A few years ago, I was stuck in a situation where I needed to rent a car. I had a bit of time before I had to rent the vehicle, so I shopped around.
I only needed the vehicle to drive myself around, so I honestly wasn’t really concerned about having a giant vehicle. So, I started shopping for small cars.
As anyone who has rented a car knows, the car rental company was happy to offer me a “free” upgrade to a larger sedan. The price with the rental company didn’t change at all, so it was tempting.
I started clicking through the online forms to sign up for the car rental when I realized I was making a mistake.
I thought about fuel.
So I looked up the fuel mileage of the larger sedans and the options averaged somewhere around 20 miles per gallon. On the other hand, the economy cars were clocking in between 30 and 35 miles per gallon.
I wasn’t planning on permanently owning this car. I just needed it for some short-term driving adding up to about 1,100 miles. Over the course of that trip, the difference between 20 miles per gallon and 35 miles per gallon is 23.6 gallons of gas, and with gas around $3.50 per gallon at the time, the cost difference is $82.50.
In truth, the “free” upgrade would cost me $82.50.
This phenomenon of “free” upgrades not really being free pops up all the time. Take apartment shopping, for instance.
It’s easy to compare apartments by comparing square footage to the cost of rent, but that’s not the full picture of what it will cost to live there. You might see a move from a 600 square foot apartment to an 800 square foot apartment for the same rent as a “free upgrade” but it’s likely not free at all.
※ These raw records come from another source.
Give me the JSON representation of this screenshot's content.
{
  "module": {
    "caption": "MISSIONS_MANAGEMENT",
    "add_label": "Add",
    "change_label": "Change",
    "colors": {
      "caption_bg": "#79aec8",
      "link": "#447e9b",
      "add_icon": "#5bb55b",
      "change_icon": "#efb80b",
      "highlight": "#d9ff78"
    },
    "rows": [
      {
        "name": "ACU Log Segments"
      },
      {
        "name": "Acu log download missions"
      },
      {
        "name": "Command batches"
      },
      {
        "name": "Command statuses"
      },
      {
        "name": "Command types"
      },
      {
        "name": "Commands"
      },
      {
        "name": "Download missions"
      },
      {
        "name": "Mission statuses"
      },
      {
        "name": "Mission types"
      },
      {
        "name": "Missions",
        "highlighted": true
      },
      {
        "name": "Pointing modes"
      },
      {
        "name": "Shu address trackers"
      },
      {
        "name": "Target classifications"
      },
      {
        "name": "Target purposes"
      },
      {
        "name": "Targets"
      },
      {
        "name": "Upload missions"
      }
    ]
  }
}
What utilities will you need to cover? Electricity? Garbage? Water? Do you have easy access to mass transit? What about parking – are there extra parking costs? What about neighborhood safety? What about the length of the commute?
What about cell phones? Cell phone companies often offer “free upgrades” to smart phones. The “catch” there is that while the phone might be a free upgrade, the data plan usually isn’t a free upgrade. Instead, it’s a new bill that can easily add $20 or $50 a month to your cellular costs.
Whenever you’re comparing two major expenses, don’t get distracted by the initial price ever. Instead, slow down and consider the total cost. What expenses are you going to have as a result of that choice? What will all of those costs add up to?
The “free upgrade” sometimes isn’t free at all. Sometimes it will cost you quite a bit.